Ao integrar ações de mobilização, qualificação e articulação durante o Mês da Infância Protegida, o TJBA reafirma seu compromisso com a defesa dos direitos da infância e juventude, fortalecendo mecanismos de prevenção e proteção à vida em todo o estado. 

 
Sobre o PPCAAM 
Criado em 2003, o Programa de Proteção a Crianças e Adolescentes Ameaçados de Morte é uma política pública federativa surgida como umas das respostas aos altos índices de violência letal contra crianças e adolescentes no Brasil. Seu objetivo é proteger crianças, adolescentes e jovens de até 18 anos (ou 21 anos, se egressos do sistema socioeducativo) que se encontrem em situação iminente de morte, estendendo suas intervenções a todo o grupo familiar.  

 Atualmente, o Programa é regulamentado pelo Decreto nº 9.579/2018 e sua coordenação geral (CGPPCAAM) integra a Secretaria Nacional dos Direitos da Criança e do Adolescente (SNDCA) do Ministério dos Direitos Humanos e Cidadania (MDHC).
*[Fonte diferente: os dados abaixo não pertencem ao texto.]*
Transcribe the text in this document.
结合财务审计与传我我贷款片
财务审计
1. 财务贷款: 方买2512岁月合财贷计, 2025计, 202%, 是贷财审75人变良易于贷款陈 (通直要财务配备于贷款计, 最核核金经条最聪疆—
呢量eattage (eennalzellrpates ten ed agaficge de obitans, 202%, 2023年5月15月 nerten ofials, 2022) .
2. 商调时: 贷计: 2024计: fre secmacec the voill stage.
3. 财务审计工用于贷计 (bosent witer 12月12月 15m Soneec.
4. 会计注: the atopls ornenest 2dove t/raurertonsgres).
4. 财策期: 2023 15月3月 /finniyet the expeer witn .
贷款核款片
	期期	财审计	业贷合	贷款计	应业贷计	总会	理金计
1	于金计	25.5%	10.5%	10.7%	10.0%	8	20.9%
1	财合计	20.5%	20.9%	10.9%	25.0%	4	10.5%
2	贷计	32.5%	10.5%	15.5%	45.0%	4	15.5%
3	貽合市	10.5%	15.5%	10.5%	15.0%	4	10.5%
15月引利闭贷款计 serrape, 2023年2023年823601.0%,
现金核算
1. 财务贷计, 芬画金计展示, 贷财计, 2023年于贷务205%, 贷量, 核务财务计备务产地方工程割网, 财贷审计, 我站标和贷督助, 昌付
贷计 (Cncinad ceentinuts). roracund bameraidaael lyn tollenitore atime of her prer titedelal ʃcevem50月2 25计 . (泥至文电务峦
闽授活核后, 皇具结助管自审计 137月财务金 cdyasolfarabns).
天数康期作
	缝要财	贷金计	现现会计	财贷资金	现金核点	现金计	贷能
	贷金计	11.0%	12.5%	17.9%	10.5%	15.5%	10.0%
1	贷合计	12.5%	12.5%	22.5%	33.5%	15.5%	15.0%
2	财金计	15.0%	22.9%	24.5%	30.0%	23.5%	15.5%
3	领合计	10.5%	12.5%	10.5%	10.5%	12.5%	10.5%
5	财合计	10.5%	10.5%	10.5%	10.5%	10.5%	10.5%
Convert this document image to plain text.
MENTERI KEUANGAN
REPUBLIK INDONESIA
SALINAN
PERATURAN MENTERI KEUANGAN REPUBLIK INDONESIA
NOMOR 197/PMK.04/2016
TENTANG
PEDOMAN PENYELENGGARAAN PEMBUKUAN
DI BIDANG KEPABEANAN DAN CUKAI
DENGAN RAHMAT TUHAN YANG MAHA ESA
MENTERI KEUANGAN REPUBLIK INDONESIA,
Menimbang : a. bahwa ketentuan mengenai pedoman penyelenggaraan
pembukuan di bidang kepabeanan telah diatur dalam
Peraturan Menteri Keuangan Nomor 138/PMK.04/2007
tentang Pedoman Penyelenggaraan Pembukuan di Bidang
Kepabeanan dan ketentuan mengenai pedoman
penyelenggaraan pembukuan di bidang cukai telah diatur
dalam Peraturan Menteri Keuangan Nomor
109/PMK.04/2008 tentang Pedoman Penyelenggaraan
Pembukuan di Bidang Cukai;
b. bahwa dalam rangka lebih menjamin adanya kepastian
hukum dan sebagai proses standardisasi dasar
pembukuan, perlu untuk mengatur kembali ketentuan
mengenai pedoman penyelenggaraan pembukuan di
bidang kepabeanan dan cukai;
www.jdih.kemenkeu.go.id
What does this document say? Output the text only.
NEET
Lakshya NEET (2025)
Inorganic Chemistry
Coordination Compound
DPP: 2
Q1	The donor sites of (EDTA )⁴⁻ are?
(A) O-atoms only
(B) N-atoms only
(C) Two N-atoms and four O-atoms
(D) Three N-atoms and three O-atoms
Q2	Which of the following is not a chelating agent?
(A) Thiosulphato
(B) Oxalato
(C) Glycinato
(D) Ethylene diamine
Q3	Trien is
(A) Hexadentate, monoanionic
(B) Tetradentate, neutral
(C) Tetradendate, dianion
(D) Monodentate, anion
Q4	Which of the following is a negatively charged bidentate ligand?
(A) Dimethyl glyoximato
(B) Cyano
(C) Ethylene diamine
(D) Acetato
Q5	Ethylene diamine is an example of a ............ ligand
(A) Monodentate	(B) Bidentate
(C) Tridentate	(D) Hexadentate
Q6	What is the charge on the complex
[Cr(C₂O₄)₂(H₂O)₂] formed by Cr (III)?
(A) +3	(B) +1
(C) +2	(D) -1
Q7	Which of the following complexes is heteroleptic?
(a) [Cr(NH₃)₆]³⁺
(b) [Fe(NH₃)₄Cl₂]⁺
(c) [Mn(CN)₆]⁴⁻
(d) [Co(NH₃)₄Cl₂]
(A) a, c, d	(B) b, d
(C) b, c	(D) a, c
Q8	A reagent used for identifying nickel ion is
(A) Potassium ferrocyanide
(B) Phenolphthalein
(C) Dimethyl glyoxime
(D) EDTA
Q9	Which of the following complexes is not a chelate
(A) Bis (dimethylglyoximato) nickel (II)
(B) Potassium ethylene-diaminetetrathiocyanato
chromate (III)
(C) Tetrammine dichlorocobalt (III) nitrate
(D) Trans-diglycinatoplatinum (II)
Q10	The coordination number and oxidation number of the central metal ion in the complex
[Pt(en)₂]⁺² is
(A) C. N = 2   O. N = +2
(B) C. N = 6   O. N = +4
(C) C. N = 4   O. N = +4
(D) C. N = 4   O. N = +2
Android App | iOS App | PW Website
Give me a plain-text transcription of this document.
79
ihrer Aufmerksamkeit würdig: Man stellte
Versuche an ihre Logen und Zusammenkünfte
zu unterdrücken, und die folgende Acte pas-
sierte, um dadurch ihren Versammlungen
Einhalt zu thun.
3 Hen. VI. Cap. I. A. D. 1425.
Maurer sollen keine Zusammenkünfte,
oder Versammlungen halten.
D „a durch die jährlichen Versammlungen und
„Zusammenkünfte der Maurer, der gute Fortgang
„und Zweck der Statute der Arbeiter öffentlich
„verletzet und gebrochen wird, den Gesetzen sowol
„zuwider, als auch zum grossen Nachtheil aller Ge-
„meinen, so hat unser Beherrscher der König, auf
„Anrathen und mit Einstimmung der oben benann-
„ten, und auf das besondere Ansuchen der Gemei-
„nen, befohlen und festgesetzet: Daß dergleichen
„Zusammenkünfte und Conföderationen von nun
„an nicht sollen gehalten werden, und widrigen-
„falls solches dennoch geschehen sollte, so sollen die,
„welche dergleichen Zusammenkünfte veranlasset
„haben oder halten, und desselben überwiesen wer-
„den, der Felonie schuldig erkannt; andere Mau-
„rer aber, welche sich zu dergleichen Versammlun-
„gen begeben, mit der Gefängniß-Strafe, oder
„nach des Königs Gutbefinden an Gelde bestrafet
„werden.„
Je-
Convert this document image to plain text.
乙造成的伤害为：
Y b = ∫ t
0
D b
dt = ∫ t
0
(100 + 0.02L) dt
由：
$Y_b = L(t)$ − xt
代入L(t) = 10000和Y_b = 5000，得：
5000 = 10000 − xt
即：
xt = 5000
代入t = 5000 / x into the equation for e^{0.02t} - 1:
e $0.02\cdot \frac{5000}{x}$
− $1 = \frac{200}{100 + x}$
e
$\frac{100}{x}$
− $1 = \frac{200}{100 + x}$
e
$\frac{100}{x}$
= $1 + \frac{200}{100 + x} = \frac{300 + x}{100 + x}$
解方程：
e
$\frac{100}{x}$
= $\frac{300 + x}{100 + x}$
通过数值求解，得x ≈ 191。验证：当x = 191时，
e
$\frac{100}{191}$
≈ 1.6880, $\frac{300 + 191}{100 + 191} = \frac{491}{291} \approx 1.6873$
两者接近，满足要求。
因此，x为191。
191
No âmbito estadual, o PPCAAM está vinculado à Secretaria de Justiça e Direitos Humanos (SJDH).  

Para saber mais, acesse o Manual do Programa de Proteção a Crianças e Adolescentes Ameaçados de Morte

ENTENDA O FLUXO

1Portas de entrada 
Apenas os órgãos autorizados realizam a solicitação. 

    • Conselho Tutelar; 
    • Ministério Público;
    • Poder Judiciário; e 
    • Defensoria Pública. 
       

    2 – Avaliação de Risco 
    Ao receber a demanda, a equipe técnica do PPCAAM realiza uma análise para verificar:  

    • iminência do risco de morte; 
    • voluntariedade (concordância) da criança/adolescente e, se possível, de sua família em aderir ao programa e seguir suas regras (como não voltar ao local de risco); e
    • preenchimento de ficha de pré-avaliação, muitas vezes com sigilo máximo. 
       

    3 – Inclusão no Programa 
    O PPCAAM, no âmbito do Estado da Bahia, conta com uma equipe interdisciplinar, que desenvolve as seguintes ações de proteção e apoio às crianças, adolescentes e seus familiares acompanhantes: 

    • transferência de residência e acomodação em localidade segura; 
    • inserção dos protegidos em programas sociais, visando à garantia dos direitos de uma pessoa em desenvolvimento e sua proteção integral; 
    • apoio e assistência social, jurídica, psicológica, pedagógica e financeira; e 
    • apoio, quando necessário, para cumprimento de obrigações civis e administrativas que exijam seu comparecimento. 

    4 – Desligamento 
    O desligamento pode ocorrer por: 

    • inserção social plena no novo local (fim do risco); 
    • solicitação do protegido; ou 
    • descumprimento das regras de segurança estabelecidas no Termo de Compromisso.  

    Vale destacar que o PPCAAM é um programa de proteção excepcional e breve, não sendo uma solução definitiva de moradia.